Rubinek was born in Föhrenwald, Wolfratshausen, Germany, the son of Polish Jews, Frania and Israel Rubinek, who was a factory worker, theatre company manager, Yiddish Theatre actor, and Talmudic scholar. Rubinek's parents were hidden by Polish farmers for over two years during World War II and moved to Canada in 1948.
Saul Rubinek was born in a refugee camp in Germany, where his father ran a Yiddish Repertory Theatre company. Saul started his professional career as a child actor in theater and radio in Canada. By the time he was 20, he was a member of the Stratford Shakespearean Festival company in Stratford, Ontario and, later, was a co-founder, actor and director of Theatre Le Hibou, Theatre Passe-Muraille and Toronto Free Theatre.

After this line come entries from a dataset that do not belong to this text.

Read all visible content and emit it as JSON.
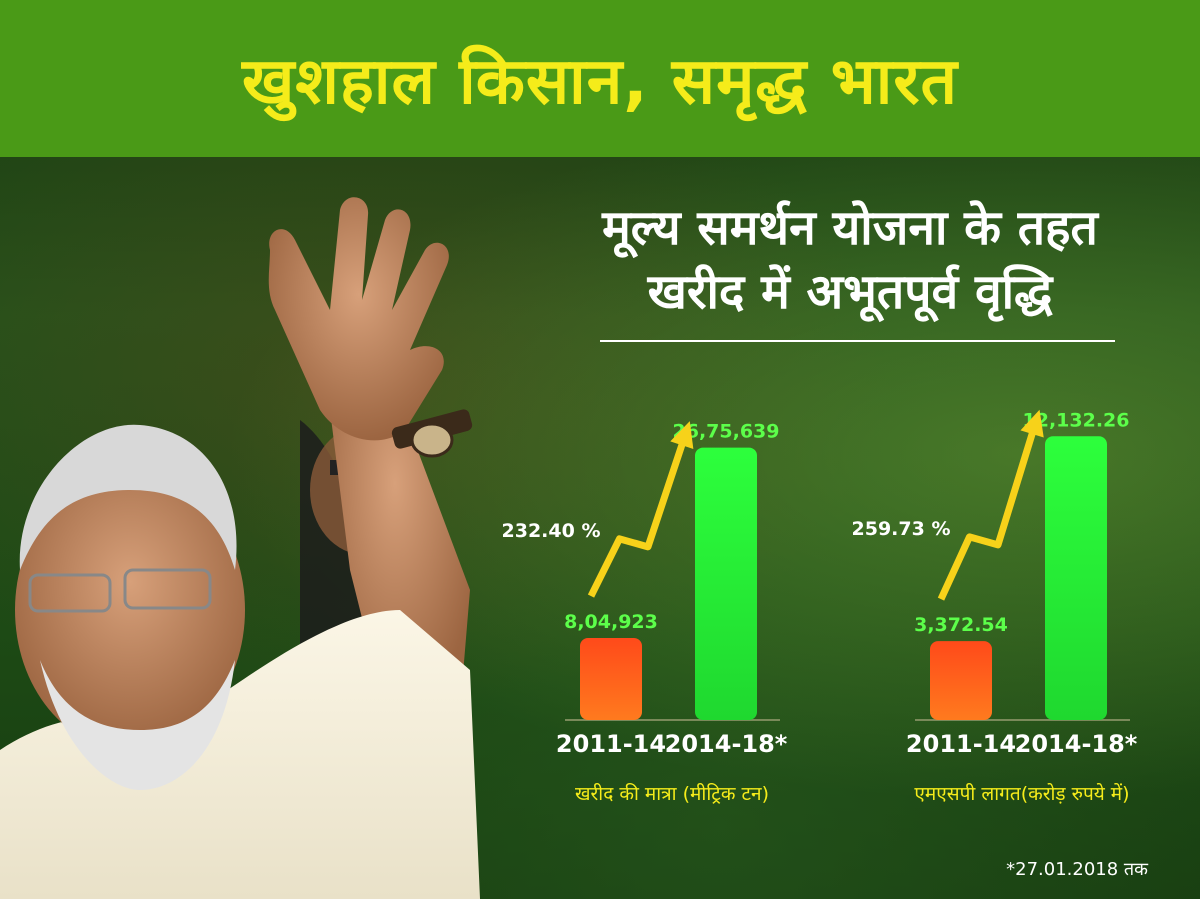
{
  "header": {
    "title": "खुशहाल किसान, समृद्ध भारत"
  },
  "headline": {
    "line1": "मूल्य समर्थन योजना के तहत",
    "line2": "खरीद में अभूतपूर्व वृद्धि"
  },
  "footnote": "*27.01.2018 तक",
  "colors": {
    "banner": "#4a9a17",
    "title": "#f5ec1a",
    "bar_old": "#ff5a1e",
    "bar_new": "#2dff3c",
    "arrow": "#f7d21a"
  },
  "chart_data": [
    {
      "type": "bar",
      "categories": [
        "2011-14",
        "2014-18*"
      ],
      "values": [
        804923,
        2675639
      ],
      "value_labels": [
        "8,04,923",
        "26,75,639"
      ],
      "growth_label": "232.40 %",
      "xlabel": "खरीद की मात्रा (मीट्रिक टन)",
      "ylim": [
        0,
        2750000
      ]
    },
    {
      "type": "bar",
      "categories": [
        "2011-14",
        "2014-18*"
      ],
      "values": [
        3372.54,
        12132.26
      ],
      "value_labels": [
        "3,372.54",
        "12,132.26"
      ],
      "growth_label": "259.73 %",
      "xlabel": "एमएसपी लागत(करोड़ रुपये में)",
      "ylim": [
        0,
        12400
      ]
    }
  ]
}
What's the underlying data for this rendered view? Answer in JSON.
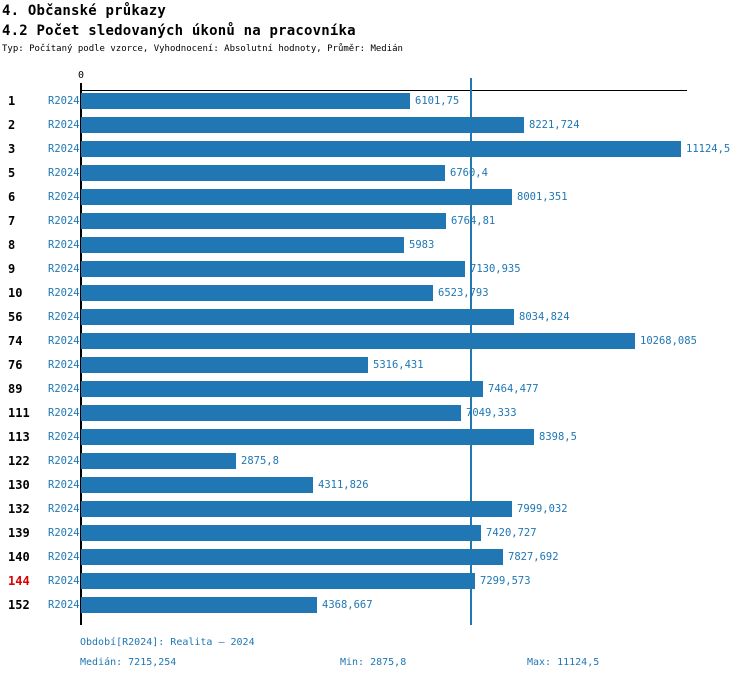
{
  "header": {
    "title_line1": "4. Občanské průkazy",
    "title_line2": "4.2 Počet sledovaných úkonů na pracovníka",
    "subtitle": "Typ: Počítaný podle vzorce, Vyhodnocení: Absolutní hodnoty, Průměr: Medián"
  },
  "axis": {
    "zero_label": "0"
  },
  "colors": {
    "bar_blue": "#2077b4",
    "highlight_red": "#dd0000",
    "axis_black": "#000000"
  },
  "chart_data": {
    "type": "bar",
    "orientation": "horizontal",
    "title": "4.2 Počet sledovaných úkonů na pracovníka",
    "xlabel": "",
    "ylabel": "",
    "grid": false,
    "xlim": [
      0,
      11240
    ],
    "series_label": "R2024",
    "categories": [
      "1",
      "2",
      "3",
      "5",
      "6",
      "7",
      "8",
      "9",
      "10",
      "56",
      "74",
      "76",
      "89",
      "111",
      "113",
      "122",
      "130",
      "132",
      "139",
      "140",
      "144",
      "152"
    ],
    "values": [
      6101.75,
      8221.724,
      11124.5,
      6760.4,
      8001.351,
      6764.81,
      5983,
      7130.935,
      6523.793,
      8034.824,
      10268.085,
      5316.431,
      7464.477,
      7049.333,
      8398.5,
      2875.8,
      4311.826,
      7999.032,
      7420.727,
      7827.692,
      7299.573,
      4368.667
    ],
    "value_labels": [
      "6101,75",
      "8221,724",
      "11124,5",
      "6760,4",
      "8001,351",
      "6764,81",
      "5983",
      "7130,935",
      "6523,793",
      "8034,824",
      "10268,085",
      "5316,431",
      "7464,477",
      "7049,333",
      "8398,5",
      "2875,8",
      "4311,826",
      "7999,032",
      "7420,727",
      "7827,692",
      "7299,573",
      "4368,667"
    ],
    "highlighted_categories": [
      "144"
    ],
    "median": 7215.254,
    "median_line": true,
    "min": 2875.8,
    "max": 11124.5
  },
  "footer": {
    "period": "Období[R2024]: Realita – 2024",
    "median": "Medián: 7215,254",
    "min": "Min: 2875,8",
    "max": "Max: 11124,5"
  }
}
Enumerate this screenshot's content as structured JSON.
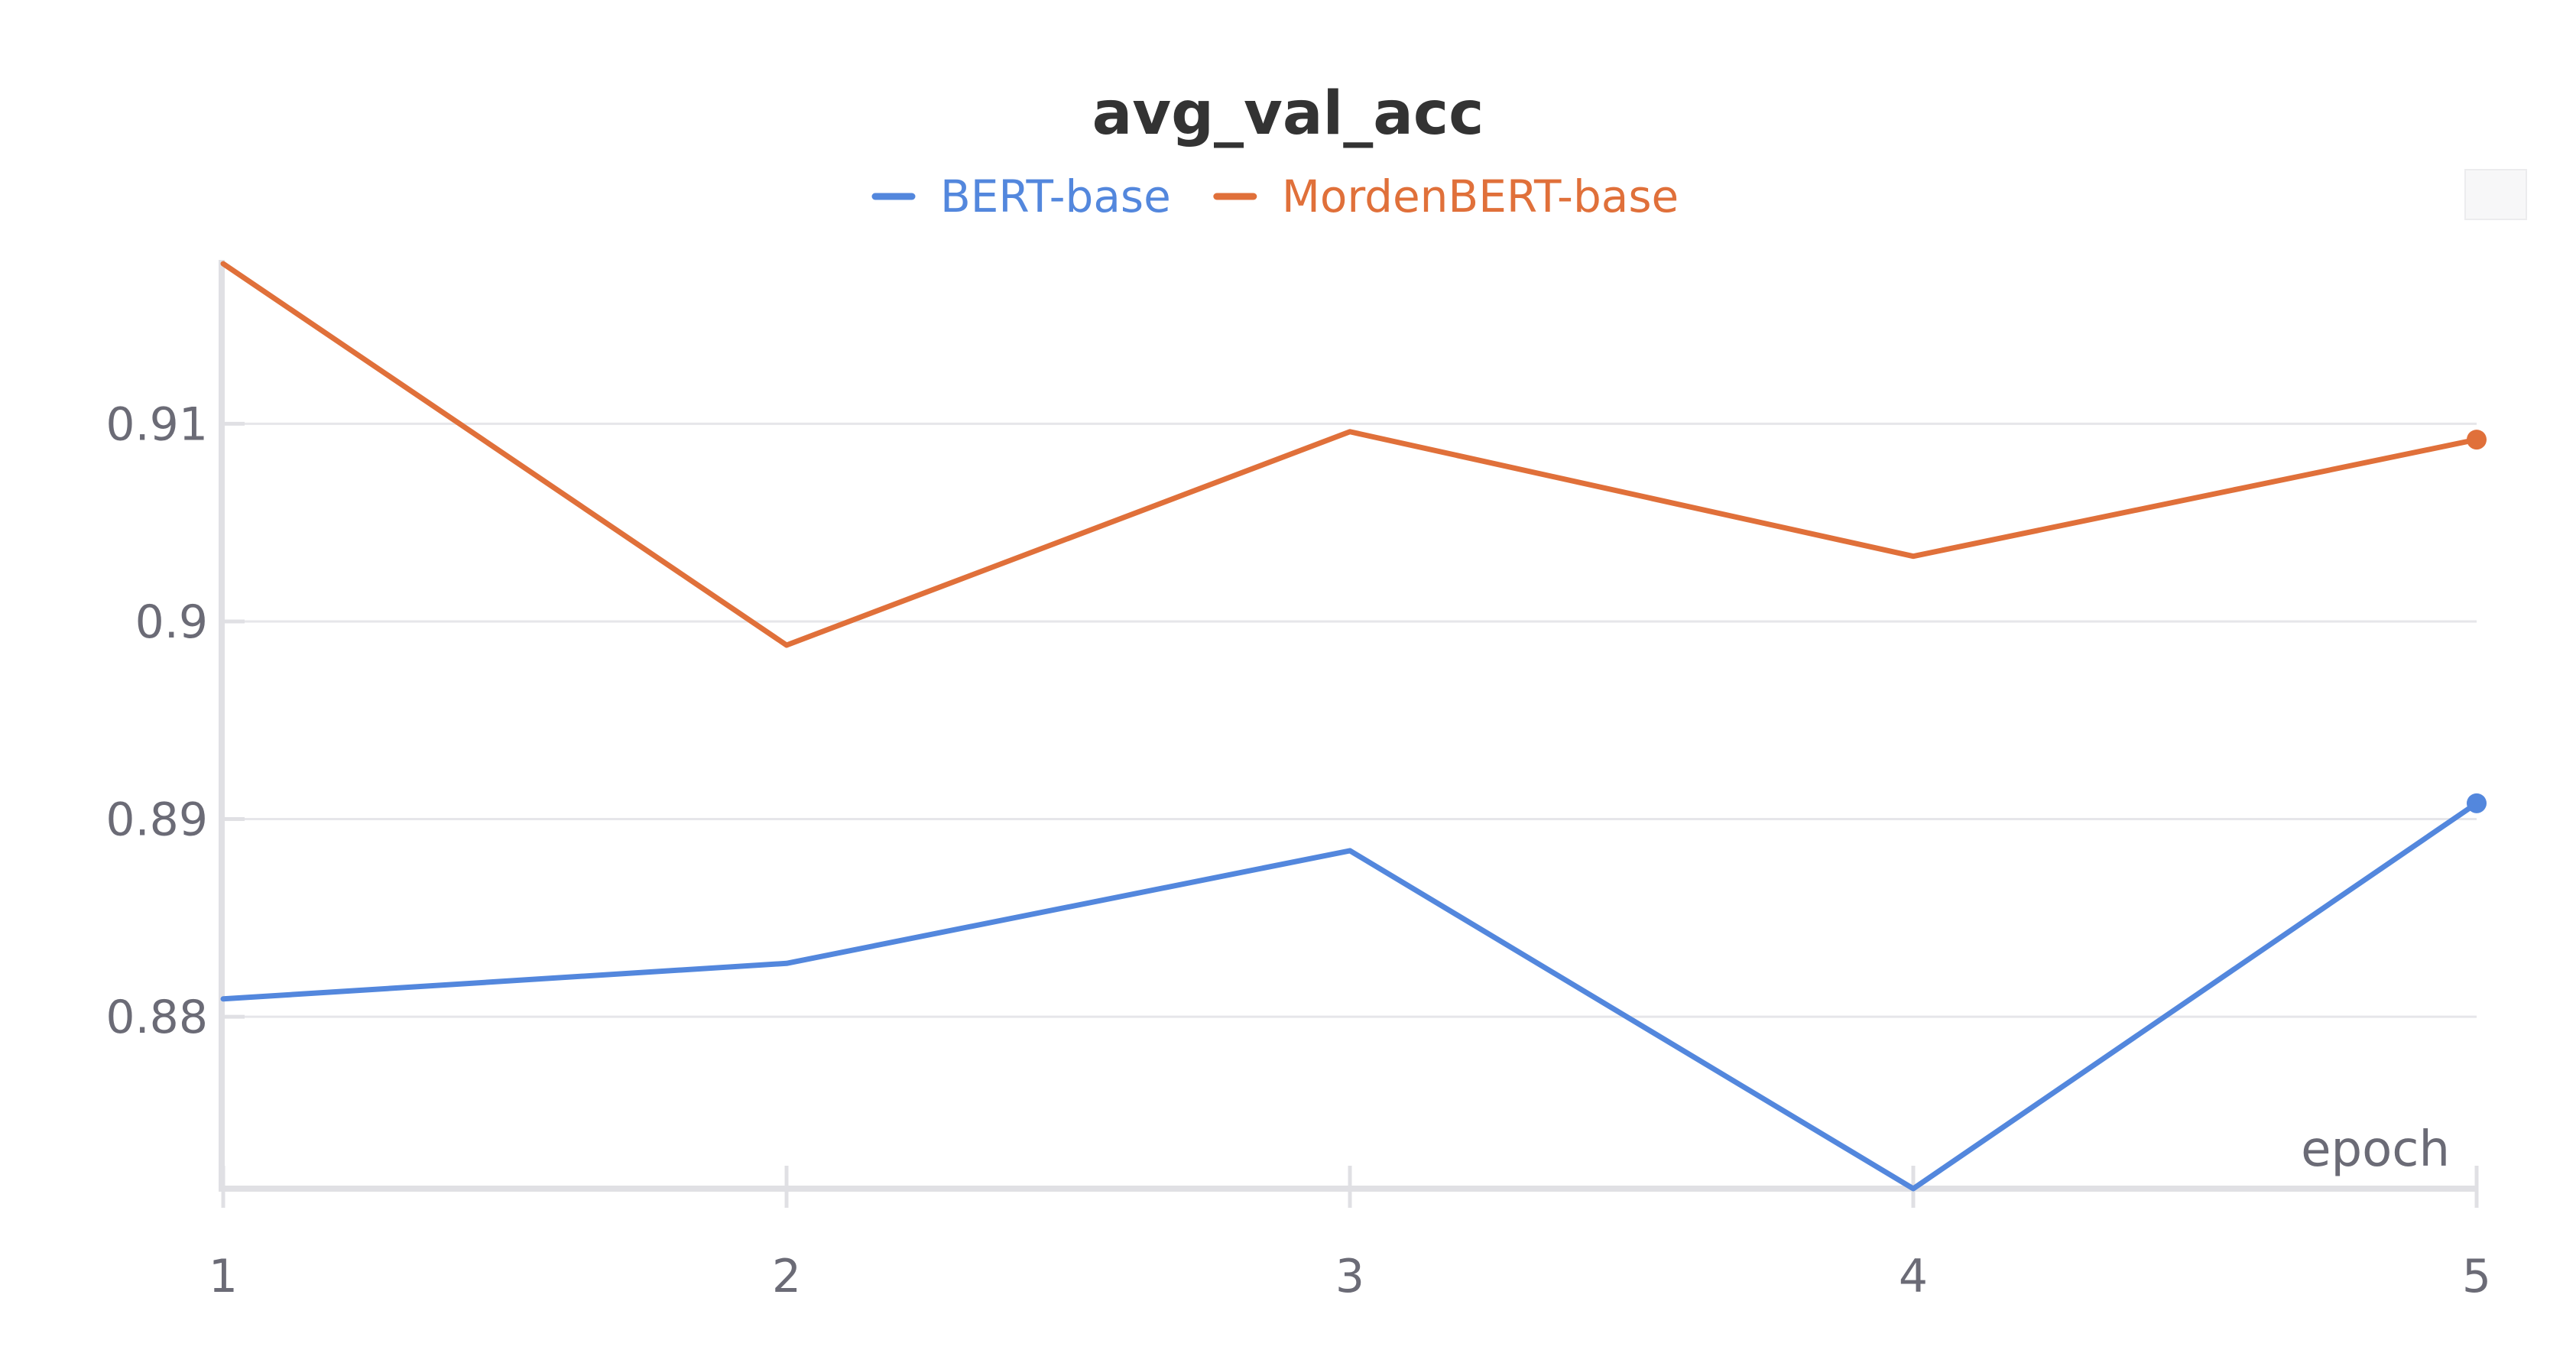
{
  "chart_data": {
    "type": "line",
    "title": "avg_val_acc",
    "xlabel": "epoch",
    "ylabel": "",
    "x": [
      1,
      2,
      3,
      4,
      5
    ],
    "x_ticks": [
      "1",
      "2",
      "3",
      "4",
      "5"
    ],
    "xlim": [
      1,
      5
    ],
    "y_ticks": [
      {
        "value": 0.88,
        "label": "0.88"
      },
      {
        "value": 0.89,
        "label": "0.89"
      },
      {
        "value": 0.9,
        "label": "0.9"
      },
      {
        "value": 0.91,
        "label": "0.91"
      }
    ],
    "ylim": [
      0.8713,
      0.9181
    ],
    "grid": true,
    "legend_position": "top-center",
    "series": [
      {
        "name": "BERT-base",
        "color": "#5387dd",
        "values": [
          0.8809,
          0.8827,
          0.8884,
          0.8713,
          0.8908
        ],
        "end_marker": true
      },
      {
        "name": "MordenBERT-base",
        "color": "#e0703a",
        "values": [
          0.9181,
          0.8988,
          0.9096,
          0.9033,
          0.9092
        ],
        "end_marker": true
      }
    ]
  }
}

He got his early training in film and television as an actor for the Canadian Broadcasting Corporation. Saul started working in the United States as an actor at the Public Theater in New York. Rubinek's work on U.S. and Canadian television, film and theater spans four decades. In 1997, Rubinek directed his first feature for Lionsgate, based on the play he previously directed, Jerry and Tom (1998). He also was producer on the film in partnership with his wife, Elinor Reid. The film was an official entry in competition at Sundance in 1998. He also directed the features _Club Land (2001) (TV)_ and _Bleacher Bums (2001) (TV)_ for Showtime/Paramount. Rubinek directed, and his wife and partner Elinor Reid produced the award-winning indie film Cruel But Necessary (2005). Penguin Books published (1987) Rubinek's non-fiction book, "So Many Miracles", an account of his parents' survival growing up in Poland during World War II. He wrote and produced an award-winning documentary (1988) of the same title, So Many Miracles (1987), for CBC and PBS which chronicles his parents' reunion with the people who saved their lives during the Holocaust. The DVD of the documentary is available from The National Center for Jewish Film at Brandeis University. Rubinek wrote the play "Terrible Advice", which was produced in 2011 in London by The Chocolate Factory, starring _Scott Bakula_, _Andy Nyman_, _Caroline Quentin_, _Sharon Horgan_, and directed by _Frank Oz_.